Can you actually sell your automation templates on a marketplace, or is it just noise?

I’ve built some pretty solid browser automation workflows, and it occurred to me that other people probably face similar problems. I’ve seen people mention publishing templates to a marketplace, but I’m skeptical about whether there’s actual demand for this stuff, or if the marketplace is just flooded with mediocre templates nobody uses.

The practical question for me is: if I polish up a couple of my real workflows and publish them, would anyone actually use them? What would make a template worth paying for versus just building it themselves? And how much documentation and customization flexibility do you actually need to include?

I’m also wondering about the maintenance side. If someone uses your template and a website redesigns or a service changes their API, are you expected to maintain it? Does the original creator get notified when something breaks, or are you just throwing it out there and hoping it works?

Has anyone actually gotten traction publishing automation templates? What made the difference between something people actually used versus something that just sat there?
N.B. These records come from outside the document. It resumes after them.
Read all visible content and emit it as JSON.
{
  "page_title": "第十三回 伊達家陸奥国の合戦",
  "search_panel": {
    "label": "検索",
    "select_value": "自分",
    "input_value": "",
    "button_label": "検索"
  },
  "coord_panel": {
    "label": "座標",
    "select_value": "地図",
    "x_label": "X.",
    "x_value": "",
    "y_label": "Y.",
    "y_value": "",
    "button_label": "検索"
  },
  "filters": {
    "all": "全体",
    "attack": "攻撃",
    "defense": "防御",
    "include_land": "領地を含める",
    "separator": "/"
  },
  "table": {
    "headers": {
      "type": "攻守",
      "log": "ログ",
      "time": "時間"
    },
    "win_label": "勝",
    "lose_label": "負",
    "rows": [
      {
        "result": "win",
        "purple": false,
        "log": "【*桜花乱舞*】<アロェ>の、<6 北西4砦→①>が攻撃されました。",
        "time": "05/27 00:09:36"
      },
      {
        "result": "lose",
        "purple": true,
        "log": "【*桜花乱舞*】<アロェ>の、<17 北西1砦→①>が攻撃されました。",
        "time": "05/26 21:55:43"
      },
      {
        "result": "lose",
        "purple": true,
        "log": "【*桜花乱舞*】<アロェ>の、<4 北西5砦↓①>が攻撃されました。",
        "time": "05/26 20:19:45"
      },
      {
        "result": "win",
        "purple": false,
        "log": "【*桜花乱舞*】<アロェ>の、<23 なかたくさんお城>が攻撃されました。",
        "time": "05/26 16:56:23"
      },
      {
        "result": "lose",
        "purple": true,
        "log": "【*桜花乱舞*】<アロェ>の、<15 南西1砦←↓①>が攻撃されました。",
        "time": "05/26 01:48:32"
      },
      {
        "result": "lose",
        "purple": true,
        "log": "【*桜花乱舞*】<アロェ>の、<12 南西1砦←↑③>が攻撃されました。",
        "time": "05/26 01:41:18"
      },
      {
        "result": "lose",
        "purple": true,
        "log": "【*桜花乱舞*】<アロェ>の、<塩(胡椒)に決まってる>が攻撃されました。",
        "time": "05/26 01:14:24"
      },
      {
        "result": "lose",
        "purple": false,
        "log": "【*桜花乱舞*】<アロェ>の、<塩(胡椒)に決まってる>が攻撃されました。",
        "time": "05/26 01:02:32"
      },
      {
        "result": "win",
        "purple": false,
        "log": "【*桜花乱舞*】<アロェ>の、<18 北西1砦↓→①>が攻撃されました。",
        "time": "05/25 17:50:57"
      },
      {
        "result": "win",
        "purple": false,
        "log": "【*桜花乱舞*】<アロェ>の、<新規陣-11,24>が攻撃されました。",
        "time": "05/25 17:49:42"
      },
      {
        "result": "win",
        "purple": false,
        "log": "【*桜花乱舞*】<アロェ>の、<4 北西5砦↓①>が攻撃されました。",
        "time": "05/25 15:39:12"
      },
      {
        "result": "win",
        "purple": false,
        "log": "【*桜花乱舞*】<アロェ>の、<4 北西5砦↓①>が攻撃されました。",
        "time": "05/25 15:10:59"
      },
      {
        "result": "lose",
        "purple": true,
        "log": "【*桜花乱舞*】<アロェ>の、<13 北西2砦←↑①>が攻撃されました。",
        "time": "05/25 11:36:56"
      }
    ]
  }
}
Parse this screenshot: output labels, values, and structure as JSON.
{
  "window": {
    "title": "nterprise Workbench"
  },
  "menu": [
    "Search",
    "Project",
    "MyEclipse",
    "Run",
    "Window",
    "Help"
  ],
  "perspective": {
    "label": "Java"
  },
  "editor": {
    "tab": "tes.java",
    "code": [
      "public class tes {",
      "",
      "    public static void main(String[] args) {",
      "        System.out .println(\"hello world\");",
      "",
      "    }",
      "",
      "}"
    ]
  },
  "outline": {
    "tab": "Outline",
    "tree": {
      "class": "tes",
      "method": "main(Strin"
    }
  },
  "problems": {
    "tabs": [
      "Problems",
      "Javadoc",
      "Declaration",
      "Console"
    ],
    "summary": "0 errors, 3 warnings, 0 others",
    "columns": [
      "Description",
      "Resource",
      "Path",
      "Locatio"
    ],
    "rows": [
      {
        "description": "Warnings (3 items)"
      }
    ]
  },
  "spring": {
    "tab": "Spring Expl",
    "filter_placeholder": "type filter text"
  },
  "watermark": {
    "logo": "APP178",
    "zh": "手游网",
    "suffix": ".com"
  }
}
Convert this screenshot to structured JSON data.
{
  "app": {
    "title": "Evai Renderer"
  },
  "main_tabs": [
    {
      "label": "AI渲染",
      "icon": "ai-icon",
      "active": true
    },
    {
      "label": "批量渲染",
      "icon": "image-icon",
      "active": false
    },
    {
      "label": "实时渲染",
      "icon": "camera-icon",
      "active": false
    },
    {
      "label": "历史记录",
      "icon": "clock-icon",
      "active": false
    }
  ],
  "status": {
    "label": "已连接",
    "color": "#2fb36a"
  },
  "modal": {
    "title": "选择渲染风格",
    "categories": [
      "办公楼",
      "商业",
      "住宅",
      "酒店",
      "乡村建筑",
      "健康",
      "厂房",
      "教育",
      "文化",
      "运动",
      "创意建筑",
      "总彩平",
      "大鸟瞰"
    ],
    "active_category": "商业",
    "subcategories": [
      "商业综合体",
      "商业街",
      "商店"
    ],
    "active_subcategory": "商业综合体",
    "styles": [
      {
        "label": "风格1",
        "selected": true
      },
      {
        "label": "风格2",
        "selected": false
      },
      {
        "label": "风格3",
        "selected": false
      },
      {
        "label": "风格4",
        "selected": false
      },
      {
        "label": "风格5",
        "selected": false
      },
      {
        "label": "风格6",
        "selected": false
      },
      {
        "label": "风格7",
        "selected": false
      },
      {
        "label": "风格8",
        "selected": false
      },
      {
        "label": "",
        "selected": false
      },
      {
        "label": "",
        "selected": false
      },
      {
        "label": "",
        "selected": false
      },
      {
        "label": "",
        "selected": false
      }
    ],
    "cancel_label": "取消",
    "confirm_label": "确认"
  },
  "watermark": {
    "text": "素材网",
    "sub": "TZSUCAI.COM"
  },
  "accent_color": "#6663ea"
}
There’s definitely demand if your template solves a real problem. The most successful ones are for common tasks—lead enrichment, data scraping from specific sites, integration patterns between services. Things people do repeatedly.

What makes them work is clear documentation of what inputs it needs and what outputs it produces. Plus flexibility—make sure someone can adapt it to their specific situation without rewriting everything.

The platform handles updates, so if a website changes, you can update the template and existing users get the improved version. That ongoing utility is what converts one-time downloads into real revenue.

I’ve seen templates do well when they’re specific enough to be immediately useful but general enough that multiple people need them. Like, “scrape ecommerce product pages” is too generic. “Extract product data from this specific site’s structure” is too narrow. Something in the middle works best.

Package it with good examples of how to customize it and you’ll get sales.

The templates that gain traction solve problems for industries or business functions, not just ‘here’s a generic automation.’ A template for extracting invoice data from PDFs in a certain format, or pulling leads from specific sites—those have markets. Make sure your documentation shows the exact problem it solves and who benefits.

solve real problems, document well, make it adaptable. that’s the recipe.